Olmak ya da…
“Neden olmuyor?!?!?!” diye içinden sağlam bir çığlık attı. Oysa ki, kulakları dahil kimse işitmedi.
İstekleri vardı. Ve istekleri 4 yaşında bir çocuk gibi istediği an olsun istiyordu. Tek eksiği Alaaddin’in Sihirli Lambası’ydı… Ah bi önüne çıksaydı; sonrası kolaydı. Lambayı hemen ovuşturup içinden çıkan Cin’in “Dile benden ne dilerseeeen!” demesiyle isteklerini sıralamak istercesine sabırsızdı…
İstekleri ile Gerçeklik arasındaki bu gerçeküstü uyuşturamama çabası derin hüsranının da nedeniydi…
“Geç olsun da Güç olmasın” lafına takmıştı son zamanlarda… “Neden!” diyordu içinden bağırarak. “Neden geç ve güç olsun? Hemen olsun! Kolay olsun ve hemen şimdi hatta şu an olsun mesela!!!”
Bunu ne zaman içinden geçirse şu an kaybolduğu gibi gelecekteki bir anda da olmuyordu istediği…

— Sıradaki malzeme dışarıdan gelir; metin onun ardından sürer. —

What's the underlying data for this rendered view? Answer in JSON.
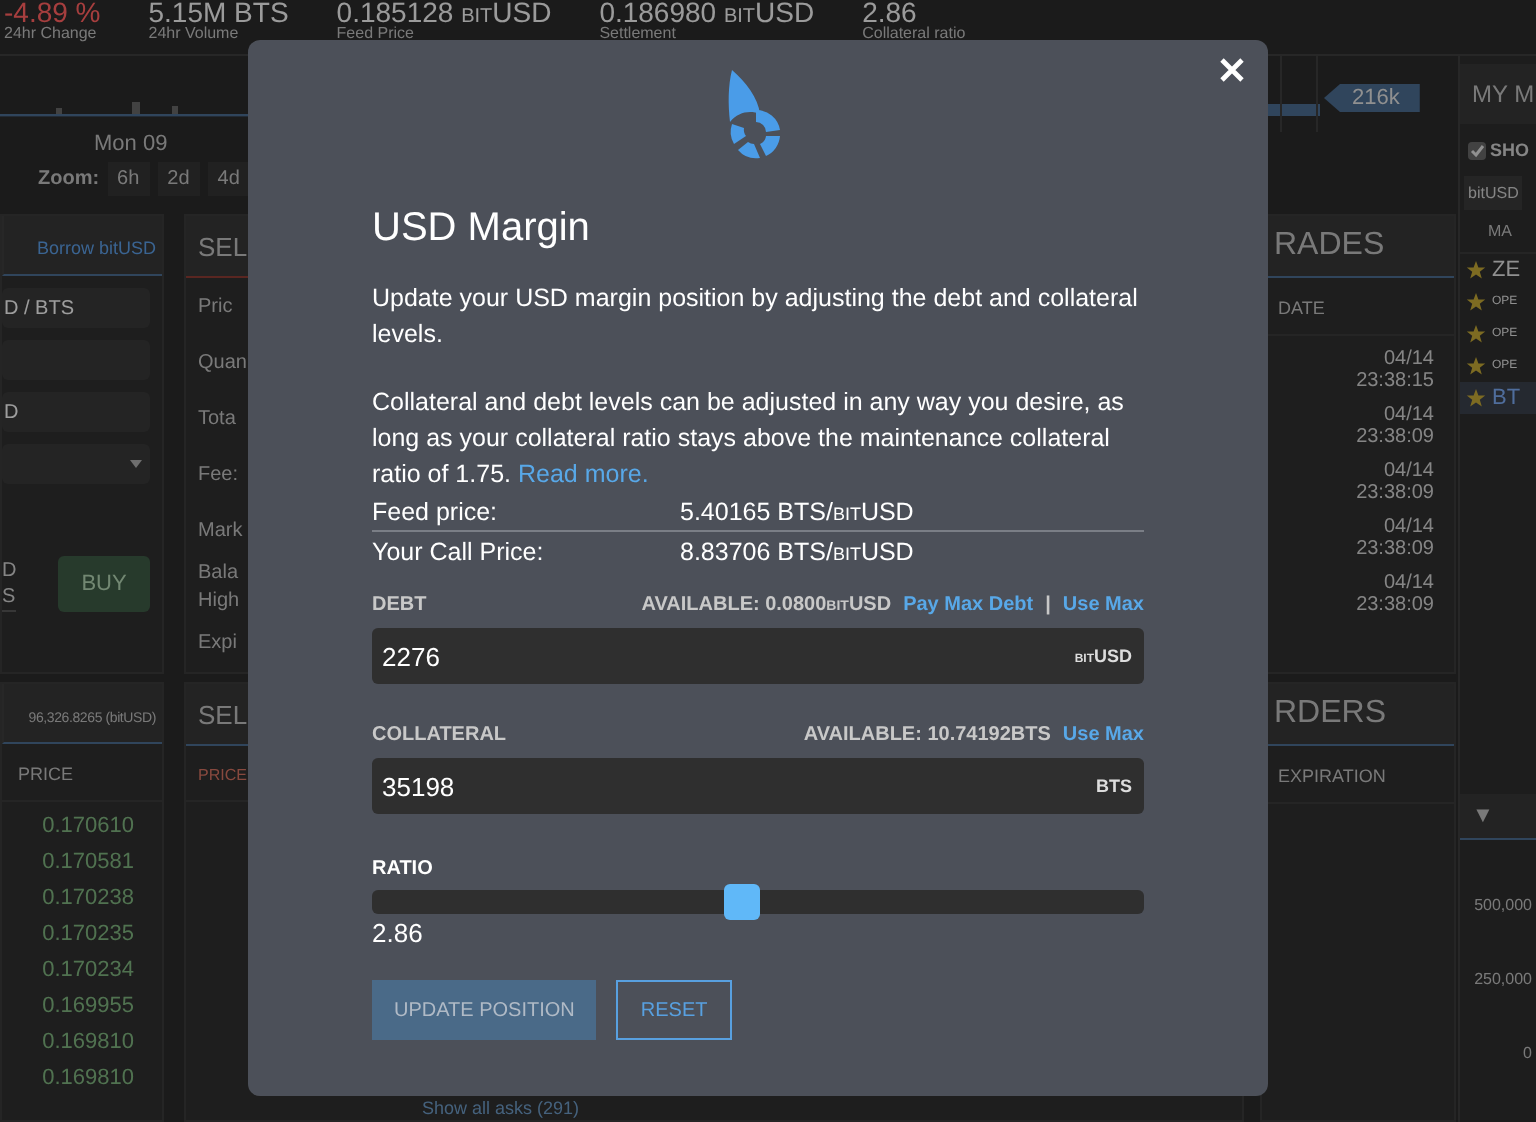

Önce isteklerini düşündü. Makul isteklerdi. Mesela Mars’a gitmeyi istemiyordu durduk yere…
“Konu zaman ve planlama ile ilintili”ydi…
Sonra bekledi…
İsteklerini düşledi.
Hayal etti.
Planladı ve bekledi…
Günün birinde bir isteği “OLDU!”
Hem de “güç olmadan” olmuştu…
William Shakespeare ne güzel söylemiş diye düşündü; “Olmak ya da olmamak; işte bütün mesele bu”… Ya mutlusun ya da mutsuz… Ya bekliyorsun ya da o beklentinin ardına geçiyorsun. Ya ulaşıyorsun ya da…
“Geç olsun da OLSUN” dedi önce… Ama sonra düşündü; “Gecikme mi? Neye göre kime göre?”.
İsteklerini sıraladı; planladı ve beklemeye başlarken bu sefer sadece içinden fısıldamadı. “Olmak ya da olana kadar beklemek” dediğini her iki kulağı da duymuştu.